Lange Parlamentsferien: Ein Politikerurlaub wie damals

Lange Parlamentsferien: Ein Politikerurlaub wie damals
Lange Sommerferien für Politiker international durchaus üblich. Ein Gastkommentar von Melanie Sully.

Winston Churchill liebte es, ausgedehnte Sommerurlaube an der Côte d’Azur zu verbringen. Dort lockte das Casino und Aquarelle ließen sich am Mittelmeer ebenso viel besser malen, als in den dunklen Korridoren der Macht in London. Labour-Premier Harold Wilson wiederum verbrachte lange Sommer auf den entlegenen britischen Scilly-Islands. In kurzen Hosen und Sandalen posierte er für Fotos mit Möwen auf den Felsen.

Damals gönnte man den Politikern noch etwas. Damals genossen Politiker auch hohes Ansehen. Das ist mehr als ein halbes Jahrhundert her. Mittlerweile sind die kritischen Stimmen lauter. Immer wieder gab es Forderungen – etwa von BZÖ und Grünen – die Parlamentsferien zu kürzen. Politiker würden auf Urlaub gehen, Krisen aber nicht, so das Argument. Man denkt an die Ermordung Franz Ferdinands in Sarajewo, den Ausbruch des Ersten Weltkrieges, an die ČSSR 1968 oder an den Augustputsch gegen Gorbatschow, ganz zu schweigen von Naturkatastrophen, die häufig im Sommer passieren. Viele Staaten haben Krisenstäbe eingerichtet, die nicht am Strand weilen. Dass es jedoch trotz dieser Art „Politfeuerwehr“ nicht immer funktioniert, hat die Afghanistan–Krise im Jahr 2021 gezeigt: Sowohl der britische Premierminister, als auch sein Außenminister und hohe Beamte waren auf Urlaub.

Dennoch sind lange Sommerferien für Politiker international durchaus üblich. Die sitzungsfreie Zeit des Deutschen Bundestags beträgt rund acht Wochen, jene der Parlamente Belgiens und Dänemarks etwas länger. Die griechischen Parlamentsferien dauern drei Monate und werden zwischen den 300 Abgeordneten aufgeteilt. Demnach verfügt jeder über zwei Monate Urlaub.

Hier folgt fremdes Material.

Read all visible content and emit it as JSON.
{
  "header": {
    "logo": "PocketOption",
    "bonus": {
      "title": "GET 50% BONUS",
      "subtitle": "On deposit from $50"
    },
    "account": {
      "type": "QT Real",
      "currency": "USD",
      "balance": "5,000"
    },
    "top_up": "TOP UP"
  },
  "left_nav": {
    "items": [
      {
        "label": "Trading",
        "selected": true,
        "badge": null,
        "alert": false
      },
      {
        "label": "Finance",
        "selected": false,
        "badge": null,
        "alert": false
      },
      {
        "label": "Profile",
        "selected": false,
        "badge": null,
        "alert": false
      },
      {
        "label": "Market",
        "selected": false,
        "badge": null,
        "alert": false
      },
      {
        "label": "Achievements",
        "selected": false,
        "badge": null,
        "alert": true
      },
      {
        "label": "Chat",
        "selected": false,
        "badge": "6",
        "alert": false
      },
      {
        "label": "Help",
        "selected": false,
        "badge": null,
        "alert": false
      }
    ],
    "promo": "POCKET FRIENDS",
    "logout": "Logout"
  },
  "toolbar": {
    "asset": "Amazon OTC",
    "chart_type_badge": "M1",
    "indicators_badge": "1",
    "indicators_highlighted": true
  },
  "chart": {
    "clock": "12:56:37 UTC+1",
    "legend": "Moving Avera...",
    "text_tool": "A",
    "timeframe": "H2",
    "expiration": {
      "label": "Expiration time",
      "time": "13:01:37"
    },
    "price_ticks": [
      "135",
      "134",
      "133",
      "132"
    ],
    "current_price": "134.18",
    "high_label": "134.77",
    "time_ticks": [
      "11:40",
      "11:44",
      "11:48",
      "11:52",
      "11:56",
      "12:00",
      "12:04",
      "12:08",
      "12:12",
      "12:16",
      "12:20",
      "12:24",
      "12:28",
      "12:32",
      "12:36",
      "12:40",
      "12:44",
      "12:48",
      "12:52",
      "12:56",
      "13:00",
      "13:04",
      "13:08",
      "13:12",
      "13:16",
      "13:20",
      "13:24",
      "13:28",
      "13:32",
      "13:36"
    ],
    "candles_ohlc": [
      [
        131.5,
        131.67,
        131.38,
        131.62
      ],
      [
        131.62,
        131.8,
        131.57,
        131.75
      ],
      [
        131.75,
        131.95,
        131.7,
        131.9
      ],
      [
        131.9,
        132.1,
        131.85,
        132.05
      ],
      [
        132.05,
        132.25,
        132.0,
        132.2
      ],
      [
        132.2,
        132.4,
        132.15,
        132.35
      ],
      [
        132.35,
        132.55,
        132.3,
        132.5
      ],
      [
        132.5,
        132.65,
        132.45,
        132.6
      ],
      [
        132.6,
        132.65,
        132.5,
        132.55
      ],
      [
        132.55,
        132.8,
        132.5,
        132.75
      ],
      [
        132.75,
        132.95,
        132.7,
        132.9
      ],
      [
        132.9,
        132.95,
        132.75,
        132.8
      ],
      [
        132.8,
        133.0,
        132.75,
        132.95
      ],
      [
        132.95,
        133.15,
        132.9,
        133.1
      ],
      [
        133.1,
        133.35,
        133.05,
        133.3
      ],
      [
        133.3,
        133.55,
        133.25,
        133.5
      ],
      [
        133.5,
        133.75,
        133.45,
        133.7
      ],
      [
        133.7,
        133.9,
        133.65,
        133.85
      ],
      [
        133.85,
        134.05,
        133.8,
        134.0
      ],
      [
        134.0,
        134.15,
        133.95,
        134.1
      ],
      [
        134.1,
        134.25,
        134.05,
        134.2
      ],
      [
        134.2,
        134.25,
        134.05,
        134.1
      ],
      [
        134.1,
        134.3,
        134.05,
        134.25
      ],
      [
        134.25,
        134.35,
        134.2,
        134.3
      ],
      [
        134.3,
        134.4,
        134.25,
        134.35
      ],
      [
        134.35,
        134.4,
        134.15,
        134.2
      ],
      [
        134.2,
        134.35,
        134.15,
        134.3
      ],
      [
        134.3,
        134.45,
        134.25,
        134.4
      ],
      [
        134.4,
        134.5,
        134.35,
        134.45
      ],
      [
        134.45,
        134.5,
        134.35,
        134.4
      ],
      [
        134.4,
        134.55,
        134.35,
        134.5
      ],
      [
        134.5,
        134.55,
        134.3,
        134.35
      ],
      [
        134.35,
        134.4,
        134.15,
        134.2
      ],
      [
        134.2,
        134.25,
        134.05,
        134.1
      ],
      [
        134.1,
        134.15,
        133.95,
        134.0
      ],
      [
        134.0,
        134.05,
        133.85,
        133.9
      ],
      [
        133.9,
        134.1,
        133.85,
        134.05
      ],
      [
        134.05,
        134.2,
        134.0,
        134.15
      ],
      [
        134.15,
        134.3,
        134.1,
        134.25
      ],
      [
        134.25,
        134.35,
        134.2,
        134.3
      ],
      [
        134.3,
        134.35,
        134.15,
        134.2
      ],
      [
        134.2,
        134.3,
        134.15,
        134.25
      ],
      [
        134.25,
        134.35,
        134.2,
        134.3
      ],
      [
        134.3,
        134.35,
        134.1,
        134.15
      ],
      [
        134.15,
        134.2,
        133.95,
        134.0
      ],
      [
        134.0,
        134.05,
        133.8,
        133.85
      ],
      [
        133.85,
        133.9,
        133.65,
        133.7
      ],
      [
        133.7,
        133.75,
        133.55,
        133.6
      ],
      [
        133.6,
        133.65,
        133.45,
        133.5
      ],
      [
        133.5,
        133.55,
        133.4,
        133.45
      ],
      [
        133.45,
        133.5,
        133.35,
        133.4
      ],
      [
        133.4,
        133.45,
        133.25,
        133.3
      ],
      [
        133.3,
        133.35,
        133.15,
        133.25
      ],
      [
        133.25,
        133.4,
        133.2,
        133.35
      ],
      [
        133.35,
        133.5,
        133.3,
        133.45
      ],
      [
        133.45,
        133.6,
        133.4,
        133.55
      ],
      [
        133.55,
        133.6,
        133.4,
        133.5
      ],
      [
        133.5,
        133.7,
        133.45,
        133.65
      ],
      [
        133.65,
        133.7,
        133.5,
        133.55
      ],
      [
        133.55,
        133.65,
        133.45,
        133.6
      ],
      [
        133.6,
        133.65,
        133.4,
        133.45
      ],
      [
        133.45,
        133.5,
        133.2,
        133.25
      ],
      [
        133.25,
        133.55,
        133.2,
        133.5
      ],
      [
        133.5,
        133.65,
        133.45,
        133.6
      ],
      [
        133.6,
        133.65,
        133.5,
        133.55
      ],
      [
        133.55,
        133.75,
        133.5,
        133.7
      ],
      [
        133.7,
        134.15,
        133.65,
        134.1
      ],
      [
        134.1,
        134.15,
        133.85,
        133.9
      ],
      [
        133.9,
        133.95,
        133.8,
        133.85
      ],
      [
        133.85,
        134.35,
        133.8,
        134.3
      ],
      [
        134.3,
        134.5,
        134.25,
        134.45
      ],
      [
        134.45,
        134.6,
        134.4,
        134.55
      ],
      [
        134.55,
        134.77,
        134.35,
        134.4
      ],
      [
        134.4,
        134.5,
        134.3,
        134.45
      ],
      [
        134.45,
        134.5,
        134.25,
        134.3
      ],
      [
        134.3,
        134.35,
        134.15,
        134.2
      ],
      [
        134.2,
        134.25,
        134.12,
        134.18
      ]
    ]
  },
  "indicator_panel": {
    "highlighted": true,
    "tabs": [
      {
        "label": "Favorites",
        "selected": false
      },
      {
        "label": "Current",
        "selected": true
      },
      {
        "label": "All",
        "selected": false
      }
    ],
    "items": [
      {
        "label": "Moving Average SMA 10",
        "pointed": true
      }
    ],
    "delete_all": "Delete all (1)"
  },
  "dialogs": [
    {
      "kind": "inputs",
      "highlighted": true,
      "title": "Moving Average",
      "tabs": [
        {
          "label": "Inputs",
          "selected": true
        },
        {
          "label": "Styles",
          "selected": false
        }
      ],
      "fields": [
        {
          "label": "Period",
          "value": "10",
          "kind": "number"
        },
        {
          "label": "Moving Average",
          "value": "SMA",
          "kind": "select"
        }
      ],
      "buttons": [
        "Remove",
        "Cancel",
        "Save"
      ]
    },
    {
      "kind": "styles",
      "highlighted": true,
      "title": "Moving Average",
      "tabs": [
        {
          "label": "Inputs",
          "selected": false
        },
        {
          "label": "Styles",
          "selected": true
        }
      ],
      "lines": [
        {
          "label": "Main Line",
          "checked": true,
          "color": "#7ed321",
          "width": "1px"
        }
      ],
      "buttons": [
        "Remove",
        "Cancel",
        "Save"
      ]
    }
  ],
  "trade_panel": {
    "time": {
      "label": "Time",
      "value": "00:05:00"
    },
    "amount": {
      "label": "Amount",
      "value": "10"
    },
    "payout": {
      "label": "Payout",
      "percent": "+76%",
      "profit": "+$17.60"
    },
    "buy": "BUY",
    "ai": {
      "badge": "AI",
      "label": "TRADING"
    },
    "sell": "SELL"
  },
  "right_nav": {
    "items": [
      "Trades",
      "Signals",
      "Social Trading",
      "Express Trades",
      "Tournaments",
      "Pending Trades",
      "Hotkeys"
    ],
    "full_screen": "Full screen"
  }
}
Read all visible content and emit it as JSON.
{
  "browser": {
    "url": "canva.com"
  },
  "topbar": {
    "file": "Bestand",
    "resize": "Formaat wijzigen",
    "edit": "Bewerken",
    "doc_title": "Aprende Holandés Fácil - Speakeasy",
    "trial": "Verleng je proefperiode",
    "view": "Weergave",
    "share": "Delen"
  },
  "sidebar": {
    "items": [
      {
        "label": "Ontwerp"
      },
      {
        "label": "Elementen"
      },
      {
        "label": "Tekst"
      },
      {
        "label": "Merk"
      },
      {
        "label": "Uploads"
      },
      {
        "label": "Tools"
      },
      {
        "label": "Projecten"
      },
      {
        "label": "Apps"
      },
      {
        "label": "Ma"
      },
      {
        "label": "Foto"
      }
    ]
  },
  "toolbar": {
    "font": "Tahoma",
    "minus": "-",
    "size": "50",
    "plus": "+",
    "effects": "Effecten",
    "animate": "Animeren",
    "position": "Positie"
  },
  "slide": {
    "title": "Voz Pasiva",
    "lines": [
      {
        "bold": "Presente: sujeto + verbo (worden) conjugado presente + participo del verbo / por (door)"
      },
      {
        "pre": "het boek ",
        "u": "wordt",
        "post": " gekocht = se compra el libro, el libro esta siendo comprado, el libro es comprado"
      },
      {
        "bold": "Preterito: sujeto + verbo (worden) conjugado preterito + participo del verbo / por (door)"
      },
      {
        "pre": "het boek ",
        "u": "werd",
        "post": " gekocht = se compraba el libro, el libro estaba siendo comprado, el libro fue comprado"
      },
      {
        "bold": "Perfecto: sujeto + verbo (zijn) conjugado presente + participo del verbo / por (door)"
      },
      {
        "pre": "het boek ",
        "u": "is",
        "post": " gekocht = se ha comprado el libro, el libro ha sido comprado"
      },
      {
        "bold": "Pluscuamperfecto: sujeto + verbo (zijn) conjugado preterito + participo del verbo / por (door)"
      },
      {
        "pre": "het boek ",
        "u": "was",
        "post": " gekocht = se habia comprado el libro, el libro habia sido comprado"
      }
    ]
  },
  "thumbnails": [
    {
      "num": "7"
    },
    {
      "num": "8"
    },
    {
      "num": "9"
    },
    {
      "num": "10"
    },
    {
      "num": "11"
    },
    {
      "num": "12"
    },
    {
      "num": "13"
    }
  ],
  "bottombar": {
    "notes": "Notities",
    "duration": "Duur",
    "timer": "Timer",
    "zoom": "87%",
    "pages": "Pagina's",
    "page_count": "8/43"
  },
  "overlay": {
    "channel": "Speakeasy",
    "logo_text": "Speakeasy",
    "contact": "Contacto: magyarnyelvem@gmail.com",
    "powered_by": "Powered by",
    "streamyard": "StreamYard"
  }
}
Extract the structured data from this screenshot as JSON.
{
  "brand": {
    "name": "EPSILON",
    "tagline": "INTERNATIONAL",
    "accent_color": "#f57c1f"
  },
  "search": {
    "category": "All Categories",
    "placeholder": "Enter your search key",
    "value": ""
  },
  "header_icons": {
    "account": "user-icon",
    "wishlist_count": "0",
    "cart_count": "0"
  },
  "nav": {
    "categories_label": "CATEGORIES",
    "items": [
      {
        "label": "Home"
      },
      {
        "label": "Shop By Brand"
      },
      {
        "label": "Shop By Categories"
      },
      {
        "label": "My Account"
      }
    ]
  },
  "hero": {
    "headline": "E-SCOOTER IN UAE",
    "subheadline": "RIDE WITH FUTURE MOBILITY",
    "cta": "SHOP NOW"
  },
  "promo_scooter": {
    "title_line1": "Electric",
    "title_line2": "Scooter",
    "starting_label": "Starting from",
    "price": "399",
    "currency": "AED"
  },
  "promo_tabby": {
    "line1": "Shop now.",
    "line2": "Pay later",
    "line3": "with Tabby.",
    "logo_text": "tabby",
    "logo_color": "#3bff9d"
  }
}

In Österreich soll die tagungsfreie Zeit des Nationalrats acht Wochen dauern – muss aber nicht. Außerordentliche Tagungen können stattfinden und Ausschüsse bei Bedarf einberufen werden. Das gilt diesen Sommer – aufgrund der Teuerung – für den Sozialausschuss. SPÖ und FPÖ wollten mehr Ausschüsse von der tagungsfreien Zeit ausnehmen, fanden dafür aber keine Mehrheit. Der Bundesrat tagt ohnehin in Permanenz, was nicht heißt, dass die zweite Kammer permanent tagt.

In den USA sollen Politiker in ihren Wahlkreisen „Sommerarbeit“ erledigen. Ebenso in Großbritannien, wo sich viele Abgeordnete unters Volk mischen, insbesondere, wenn eine Wahl ante portas steht.

Lange Ferien für Parlamentarier können aber gerechtfertigt werden. Die sitzungsfreie Zeit wird an die Schulferien angepasst, um ein Parlament familienfreundlich zu gestalten. Wird in Großbritannien kurzfristig eine Sondersitzung im Sommer einberufen, so erhalten Abgeordnete finanzielle Unterstützung für die Rückreise, damit deren Kinder nicht alleine am Urlaubsort bleiben müssen.

Am Ende des Tages hängt die Qualität der Gesetze jedenfalls nicht nur von der Zahl an Sitzungstagen des Parlaments ab.

Melanie Sully ist Politologin und leitet das in Wien ansässige Institut für Go-Governance.